Prof. Tara Javidi
Title: Black-box Optimization in Theory and in Practice
Abstract: In this talk, we will consider the problem of maximizing a black-box function via noisy and costly queries from a theoretical perspective (a lot of it) as well as applications (an exciting bit). We first motivate the problem by considering a wide variety of engineering design applications from the heuristic optimization of wireless networks to hardware acceleration to neural network architecture search.
In the second part of the talk, we consider the problem in a Bayesian framework with a Gaussian Process prior. In particular, a new algorithm for this problem is proposed, and high probability bounds on its simple and cumulative regret are established. The query point selection rule in most existing methods involves an exhaustive search over an increasingly fine sequence of uniform discretizations of the input space. The proposed algorithm, in contrast, adaptively refines the domain which leads to a lower computational complexity, particularly when the domain is a subset of a high dimensional Euclidean space. In addition to the computational gains, sufficient conditions are identified under which the regret bounds of the new algorithm improve upon the known results.
In the last part of the talk, we build on the intuition provided by our work in the Bayesian setting to consider the problem in a non-Bayesian setting where the objective function is assumed to have a smooth kernel representation. Most notably the proposed algorithm –augmenting the Gaussian Process surrogate with a local polynomial estimator— closes a significant gap to the (optimal) regret lower bound for a class of widely used and practically relevant Matern family of Kernels. This is joint work with my PhD student Shekhar Shubhanshu.

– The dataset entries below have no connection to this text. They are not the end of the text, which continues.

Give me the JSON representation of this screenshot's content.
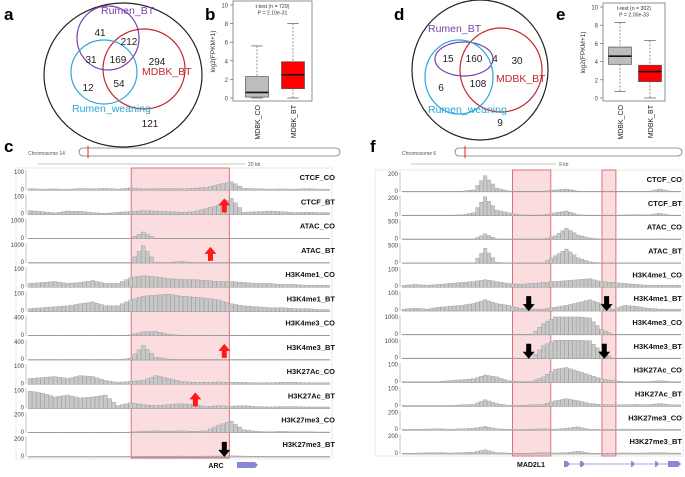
{
  "panels": {
    "a": "a",
    "b": "b",
    "c": "c",
    "d": "d",
    "e": "e",
    "f": "f"
  },
  "chart_data": [
    {
      "panel": "a",
      "type": "venn",
      "sets": [
        "Rumen_BT",
        "MDBK_BT",
        "Rumen_weaning"
      ],
      "set_colors": {
        "Rumen_BT": "#7b3fa8",
        "MDBK_BT": "#c0282d",
        "Rumen_weaning": "#2aa7d8"
      },
      "regions": {
        "Rumen_BT_only": 41,
        "Rumen_BT_MDBK_BT": 212,
        "Rumen_BT_Rumen_weaning": 31,
        "all_three": 169,
        "MDBK_BT_only": 294,
        "Rumen_weaning_only": 12,
        "MDBK_BT_Rumen_weaning": 54,
        "none": 121
      }
    },
    {
      "panel": "b",
      "type": "box",
      "annotation": [
        "t-test (n = 729)",
        "P = 2.10e-31"
      ],
      "ylabel": "log2(FPKM+1)",
      "ylim": [
        0,
        10
      ],
      "yticks": [
        0,
        2,
        4,
        6,
        8,
        10
      ],
      "categories": [
        "MDBK_CO",
        "MDBK_BT"
      ],
      "colors": [
        "#bdbdbd",
        "#ff0000"
      ],
      "boxes": [
        {
          "min": 0,
          "q1": 0.1,
          "median": 0.6,
          "q3": 2.3,
          "max": 5.6
        },
        {
          "min": 0,
          "q1": 1.0,
          "median": 2.5,
          "q3": 3.9,
          "max": 8.0
        }
      ]
    },
    {
      "panel": "d",
      "type": "venn",
      "sets": [
        "Rumen_BT",
        "MDBK_BT",
        "Rumen_weaning"
      ],
      "set_colors": {
        "Rumen_BT": "#7b3fa8",
        "MDBK_BT": "#c0282d",
        "Rumen_weaning": "#2aa7d8"
      },
      "regions": {
        "Rumen_BT_Rumen_weaning": 15,
        "all_three": 160,
        "Rumen_BT_MDBK_BT": 4,
        "MDBK_BT_only": 30,
        "Rumen_weaning_only": 6,
        "MDBK_BT_Rumen_weaning": 108,
        "none": 9
      }
    },
    {
      "panel": "e",
      "type": "box",
      "annotation": [
        "t-test (n = 302)",
        "P = 2.00e-33"
      ],
      "ylabel": "log2(FPKM+1)",
      "ylim": [
        0,
        10
      ],
      "yticks": [
        0,
        2,
        4,
        6,
        8,
        10
      ],
      "categories": [
        "MDBK_CO",
        "MDBK_BT"
      ],
      "colors": [
        "#bdbdbd",
        "#ff0000"
      ],
      "boxes": [
        {
          "min": 0.7,
          "q1": 3.7,
          "median": 4.6,
          "q3": 5.6,
          "max": 8.3
        },
        {
          "min": 0,
          "q1": 1.8,
          "median": 2.9,
          "q3": 3.6,
          "max": 6.3
        }
      ]
    },
    {
      "panel": "c",
      "type": "bar",
      "chromosome": "Chromosome 14",
      "scale": "20 kb",
      "gene": "ARC",
      "highlight_bins": [
        [
          8.2,
          16
        ]
      ],
      "tracks": [
        {
          "name": "CTCF_CO",
          "ymax": 100,
          "values": [
            8,
            6,
            7,
            5,
            9,
            8,
            10,
            6,
            12,
            7,
            8,
            9,
            8,
            10,
            14,
            30,
            45,
            10,
            8,
            6,
            7,
            6,
            8,
            6
          ]
        },
        {
          "name": "CTCF_BT",
          "ymax": 100,
          "values": [
            20,
            15,
            8,
            18,
            16,
            10,
            6,
            12,
            15,
            20,
            18,
            15,
            12,
            14,
            30,
            50,
            85,
            12,
            14,
            18,
            15,
            10,
            12,
            10
          ],
          "arrow": {
            "dir": "up",
            "bin": 15.6
          }
        },
        {
          "name": "ATAC_CO",
          "ymax": 1000,
          "values": [
            5,
            5,
            5,
            5,
            8,
            5,
            5,
            5,
            20,
            350,
            15,
            10,
            8,
            10,
            12,
            15,
            10,
            5,
            5,
            5,
            8,
            5,
            5,
            5
          ]
        },
        {
          "name": "ATAC_BT",
          "ymax": 1000,
          "values": [
            5,
            5,
            5,
            5,
            5,
            5,
            5,
            5,
            30,
            900,
            20,
            30,
            80,
            20,
            15,
            10,
            10,
            5,
            5,
            5,
            5,
            5,
            5,
            5
          ],
          "arrow": {
            "dir": "up",
            "bin": 14.5
          }
        },
        {
          "name": "H3K4me1_CO",
          "ymax": 100,
          "values": [
            20,
            25,
            30,
            20,
            25,
            35,
            20,
            20,
            50,
            60,
            55,
            45,
            40,
            40,
            35,
            30,
            30,
            25,
            20,
            20,
            15,
            15,
            10,
            10
          ]
        },
        {
          "name": "H3K4me1_BT",
          "ymax": 100,
          "values": [
            15,
            20,
            25,
            30,
            40,
            50,
            30,
            30,
            60,
            80,
            85,
            90,
            80,
            75,
            70,
            60,
            40,
            30,
            25,
            20,
            20,
            15,
            15,
            10
          ]
        },
        {
          "name": "H3K4me3_CO",
          "ymax": 400,
          "values": [
            5,
            5,
            5,
            5,
            5,
            5,
            5,
            5,
            20,
            80,
            90,
            30,
            10,
            10,
            8,
            8,
            5,
            5,
            5,
            5,
            5,
            5,
            5,
            5
          ]
        },
        {
          "name": "H3K4me3_BT",
          "ymax": 400,
          "values": [
            5,
            5,
            5,
            5,
            5,
            5,
            5,
            5,
            40,
            300,
            60,
            20,
            10,
            10,
            10,
            10,
            5,
            5,
            5,
            5,
            5,
            5,
            5,
            5
          ],
          "arrow": {
            "dir": "up",
            "bin": 15.6
          }
        },
        {
          "name": "H3K27Ac_CO",
          "ymax": 100,
          "values": [
            30,
            35,
            40,
            30,
            45,
            40,
            20,
            10,
            15,
            20,
            45,
            30,
            15,
            10,
            10,
            12,
            10,
            10,
            8,
            8,
            10,
            10,
            8,
            8
          ]
        },
        {
          "name": "H3K27Ac_BT",
          "ymax": 100,
          "values": [
            90,
            80,
            60,
            70,
            55,
            60,
            70,
            15,
            30,
            20,
            15,
            20,
            25,
            20,
            10,
            15,
            12,
            15,
            10,
            8,
            10,
            10,
            8,
            8
          ],
          "arrow": {
            "dir": "up",
            "bin": 13.3
          }
        },
        {
          "name": "H3K27me3_CO",
          "ymax": 200,
          "values": [
            5,
            5,
            5,
            5,
            5,
            5,
            5,
            5,
            8,
            15,
            20,
            15,
            20,
            15,
            20,
            80,
            120,
            30,
            15,
            10,
            15,
            10,
            10,
            8
          ]
        },
        {
          "name": "H3K27me3_BT",
          "ymax": 200,
          "values": [
            5,
            5,
            5,
            5,
            5,
            5,
            5,
            5,
            5,
            8,
            8,
            8,
            10,
            8,
            10,
            10,
            12,
            10,
            8,
            8,
            8,
            8,
            8,
            8
          ],
          "arrow": {
            "dir": "down",
            "bin": 15.6
          }
        }
      ]
    },
    {
      "panel": "f",
      "type": "bar",
      "chromosome": "Chromosome 6",
      "scale": "9 kb",
      "gene": "MAD2L1",
      "highlight_bins": [
        [
          9.5,
          12.8
        ],
        [
          17.2,
          18.4
        ]
      ],
      "tracks": [
        {
          "name": "CTCF_CO",
          "ymax": 200,
          "values": [
            3,
            3,
            4,
            3,
            5,
            8,
            20,
            170,
            40,
            10,
            5,
            4,
            6,
            20,
            30,
            8,
            5,
            4,
            4,
            5,
            6,
            4,
            30,
            5
          ]
        },
        {
          "name": "CTCF_BT",
          "ymax": 200,
          "values": [
            3,
            3,
            4,
            3,
            5,
            10,
            30,
            200,
            60,
            30,
            10,
            5,
            8,
            30,
            50,
            10,
            5,
            5,
            6,
            8,
            10,
            8,
            25,
            6
          ]
        },
        {
          "name": "ATAC_CO",
          "ymax": 500,
          "values": [
            3,
            3,
            3,
            3,
            5,
            5,
            10,
            150,
            20,
            5,
            5,
            5,
            10,
            100,
            300,
            120,
            40,
            10,
            5,
            5,
            5,
            5,
            20,
            5
          ]
        },
        {
          "name": "ATAC_BT",
          "ymax": 500,
          "values": [
            3,
            3,
            3,
            3,
            5,
            5,
            10,
            400,
            30,
            5,
            5,
            5,
            10,
            200,
            380,
            150,
            40,
            10,
            5,
            5,
            5,
            5,
            15,
            5
          ]
        },
        {
          "name": "H3K4me1_CO",
          "ymax": 100,
          "values": [
            10,
            15,
            10,
            15,
            20,
            25,
            30,
            40,
            30,
            20,
            15,
            20,
            25,
            30,
            35,
            40,
            45,
            30,
            25,
            20,
            15,
            10,
            10,
            10
          ]
        },
        {
          "name": "H3K4me1_BT",
          "ymax": 100,
          "values": [
            10,
            15,
            10,
            20,
            25,
            30,
            40,
            60,
            40,
            30,
            15,
            10,
            10,
            20,
            30,
            45,
            60,
            40,
            10,
            30,
            25,
            15,
            10,
            10
          ],
          "arrows": [
            {
              "dir": "down",
              "bin": 10.9
            },
            {
              "dir": "down",
              "bin": 17.6
            }
          ]
        },
        {
          "name": "H3K4me3_CO",
          "ymax": 1000,
          "values": [
            5,
            5,
            5,
            5,
            5,
            5,
            10,
            30,
            10,
            5,
            5,
            5,
            600,
            950,
            950,
            950,
            900,
            300,
            20,
            10,
            5,
            5,
            5,
            5
          ]
        },
        {
          "name": "H3K4me3_BT",
          "ymax": 1000,
          "values": [
            5,
            5,
            5,
            5,
            5,
            5,
            10,
            30,
            10,
            5,
            5,
            5,
            700,
            980,
            980,
            980,
            950,
            400,
            20,
            10,
            5,
            5,
            5,
            5
          ],
          "arrows": [
            {
              "dir": "down",
              "bin": 10.9
            },
            {
              "dir": "down",
              "bin": 17.4
            }
          ]
        },
        {
          "name": "H3K27Ac_CO",
          "ymax": 100,
          "values": [
            5,
            5,
            5,
            5,
            10,
            15,
            20,
            40,
            30,
            10,
            5,
            5,
            30,
            70,
            80,
            60,
            40,
            20,
            10,
            5,
            5,
            5,
            10,
            5
          ]
        },
        {
          "name": "H3K27Ac_BT",
          "ymax": 100,
          "values": [
            5,
            5,
            5,
            5,
            5,
            8,
            10,
            35,
            15,
            5,
            5,
            8,
            10,
            30,
            40,
            30,
            15,
            10,
            8,
            8,
            10,
            8,
            15,
            8
          ]
        },
        {
          "name": "H3K27me3_CO",
          "ymax": 200,
          "values": [
            10,
            10,
            12,
            15,
            10,
            15,
            20,
            40,
            15,
            10,
            8,
            10,
            15,
            10,
            20,
            35,
            10,
            8,
            10,
            12,
            10,
            10,
            12,
            10
          ]
        },
        {
          "name": "H3K27me3_BT",
          "ymax": 200,
          "values": [
            8,
            10,
            12,
            15,
            10,
            15,
            20,
            45,
            15,
            10,
            8,
            10,
            15,
            10,
            15,
            30,
            10,
            8,
            10,
            12,
            10,
            12,
            15,
            10
          ]
        }
      ]
    }
  ]
}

Biography: Dr. Javidi is a professor of electrical and computer engineering at University of California, San Diego. She received her MS and PhD degrees in Electrical Engineering and Computer Science as well as her MS in Applied Mathematics from the University of Michigan, Ann Arbor. Before joining UCSD, she was on the faculty of Electrical Engineering Department at the University of Washington, Seattle; In 2013-2014, she spent her sabbatical at Stanford University as a visiting faculty. Her area of research is at the intersection of stochastic control, information theory, and data science with notable contributions to the theory of information acquisition and active learning. At the University of California, San Diego, Tara is a founding co-director of the Center for Machine-Integrated Computing and Security, the principal investigator of Detect Drone Project as well as a faculty member of the member of the Centers of Information Theory and Applications (ITA), Halıcıoğlu Data Science Institute, Wireless Communications (CWC), Contextual Robotics Institute (CRI) and Networked Systems (CNS).